Stay Sharp (and Safe) - How To Maintain Your Knives

How To Maintain Your Knives to Stay Sharp and Safe 

Maintaining your knives takes a little time and effort, but it will pay dividends in the long run. If you keep them sharp, clean and protected from damage, a good set of kitchen knives will last a lifetime. You paid a lot of money for those knives, so protect your investment! 

A sharp knife edge makes cutting and slicing easier and more accurate. Sharp knives are also safer: you need to apply more pressure with a dull blade, which will tend to slip and so increase the chance of injury. 

Honing and Sharpening 

Honing 

Honing and sharpening are not the same thing. Honing is what you should do every time you start a task – running the knife edge over a honing (or sharpening) steel a few times. Doing this maintains an edge that’s already sharp. All you are doing is realigning the edge of the blade, not filing away the metal. 

It’s an easy technique once you’ve got the hang of it. Hold the steel vertically in one hand and, with your knife in the other hand, slide the blade down and across the steel at a 15-degree angle. Repeat this a few times, alternating sides. 

Your honing steel – not including the handle - should be a bit longer than your longest knife. 

Sharpening 

Over time even the best maintained knives lose their edge, become dull, and have to be sharpened. Sharpening means removing a small amount of material from the knife’s edge. This can be done professionally by a sharpening service, knife sharpeners or a sharpening stone. 
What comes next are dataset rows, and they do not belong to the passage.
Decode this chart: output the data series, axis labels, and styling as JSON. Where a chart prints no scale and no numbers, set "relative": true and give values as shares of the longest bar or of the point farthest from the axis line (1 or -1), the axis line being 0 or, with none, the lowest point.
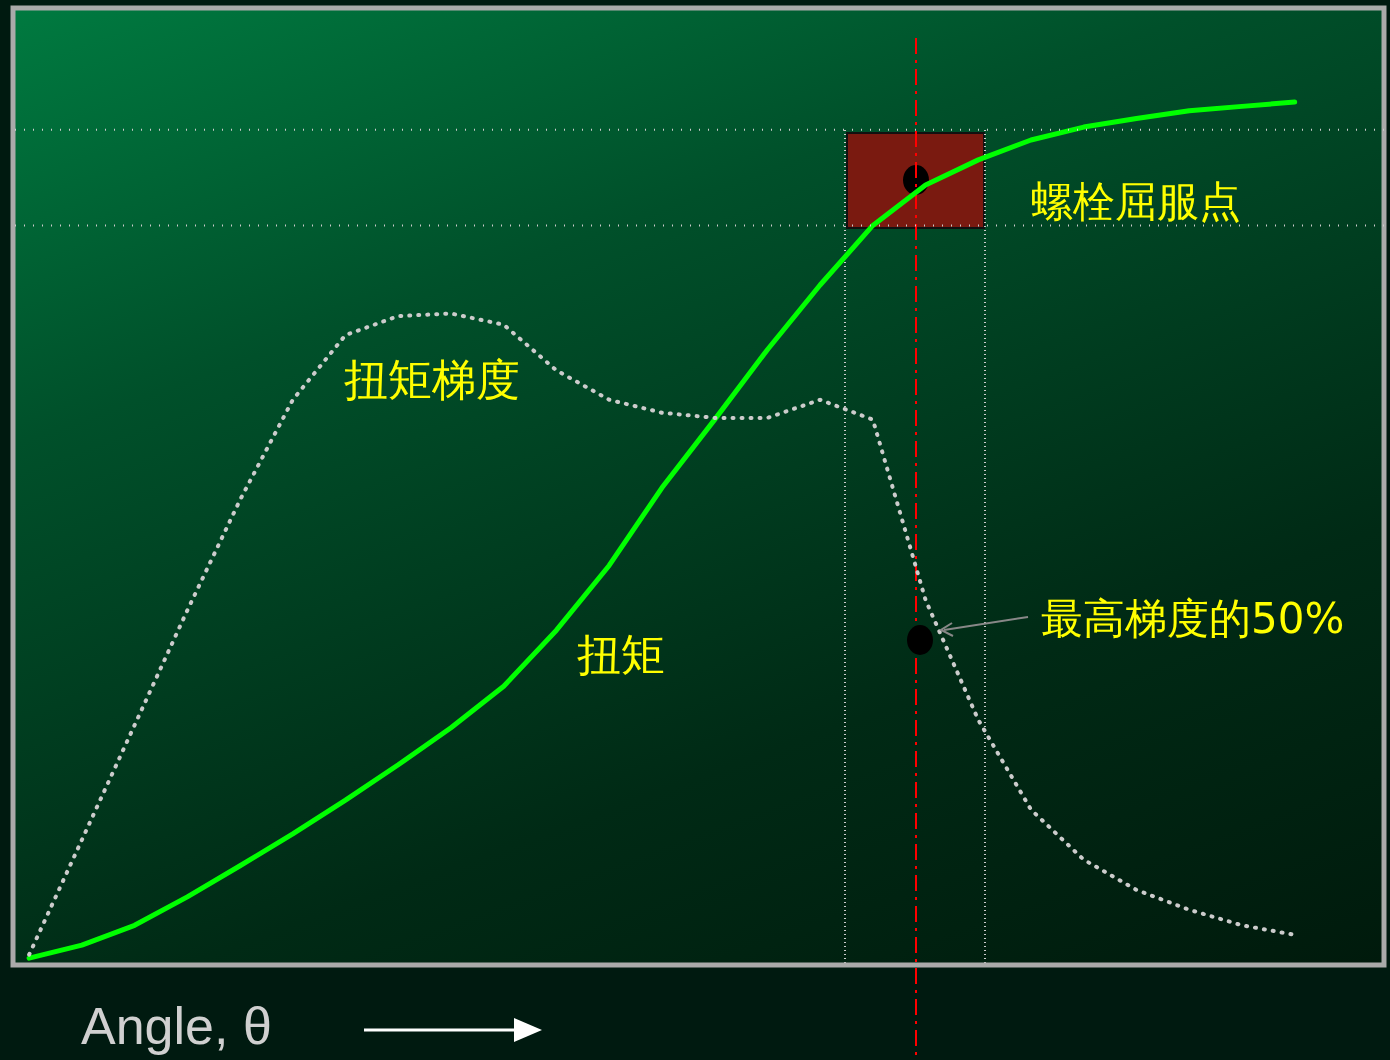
{
  "chart_data": {
    "type": "line",
    "relative": true,
    "xlabel": "Angle, θ",
    "tick_labels": false,
    "marker": "none",
    "categories": [
      null,
      null,
      null,
      null,
      null,
      null,
      null,
      null,
      null,
      null,
      null,
      null,
      null,
      null,
      null,
      null,
      null,
      null,
      null,
      null,
      null,
      null,
      null,
      null,
      null
    ],
    "series": [
      {
        "name": "扭矩",
        "color": "#00ff00",
        "line_style": "solid",
        "values": [
          0.008,
          0.023,
          0.046,
          0.079,
          0.115,
          0.152,
          0.191,
          0.232,
          0.275,
          0.323,
          0.388,
          0.463,
          0.553,
          0.632,
          0.713,
          0.788,
          0.857,
          0.904,
          0.933,
          0.956,
          0.971,
          0.981,
          0.99,
          0.995,
          1
        ]
      },
      {
        "name": "扭矩梯度",
        "color": "#cccccc",
        "line_style": "dotted",
        "values": [
          0.012,
          0.145,
          0.278,
          0.411,
          0.539,
          0.655,
          0.73,
          0.752,
          0.755,
          0.742,
          0.689,
          0.655,
          0.64,
          0.634,
          0.634,
          0.655,
          0.632,
          0.423,
          0.284,
          0.18,
          0.122,
          0.087,
          0.064,
          0.046,
          0.035
        ]
      }
    ],
    "ref_lines": [
      {
        "axis": "y",
        "value": 0.968,
        "color": "#cccccc",
        "line_style": "dotted"
      },
      {
        "axis": "y",
        "value": 0.857,
        "color": "#cccccc",
        "line_style": "dotted"
      }
    ],
    "annotations": [
      "螺栓屈服点",
      "最高梯度的50%"
    ]
  }
}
Conventional wet stones have a coarse surface on one side and a fine surface on the other. The technique for using a sharpening stone rather depends on the type of stone you have; just follow the manufacturer’s instructions. 

Storage 

Let’s get this out of way immediately: do not keep your knives loose in a kitchen drawer! This is dangerous both for your knives and your fingers. 

Knife Blocks 

A knife blocks are popular and it’s easy to see why: they look attractive and your knives are easily accessible. 

But knife blocks take up valuable counter space, there may not be spaces for all your knives and they can dull knife blades through contact with the wood. Also, you can’t easily identify which knife is which until you take one out. 

Magnetic Knife Strips 

A wall-mounted magnetic knife strip solves all these problems at a stroke, and it’s probably cheaper. Just fix it to your kitchen wall in a handy location. These don’t work, however, with ceramic knives. 

If you really have no option but to store your knives in a drawer, then inexpensive plastic knife guards are the way to go. 

If you have to carry your knives from place to place there are knife bags (also called knife rolls) on the market for as many or few knives as you need to transport.

Cleaning 

Another piece of essential advice: whenever possible, don't put your knives in the dishwasher! Even if your knives are “dishwasher safe” the jostling action of the machine will dull the blades over time. 

Clean your knives each time after use. Hand-wash with warm soapy water, rinse, then sanitize.

Carbon steel knives are notoriously high maintenance. They rust easily and have to be wiped frequently, especially if exposed to anything acidic. Some discolouration is inevitable and acceptable. Rub them down with mineral oil regularly. 

Proper usage of knives 

If you’ve learnt good knife skills you already know most of what there is to know about the proper usage of knives. A good cutting technique uses as little pressure as possible; the weight of the knife should do most of the work. Understanding your knives ensures that you’ll use the right knife for the right job – no hacking at bones with your chef’s knife, please! 

Cutting Boards: Wooden cutting boards are the kindest to knife edges. Plastic boards are less kind, but not disastrously so. Just don’t use your countertop to cut items on. This will do neither your knife – nor your countertop - any favours.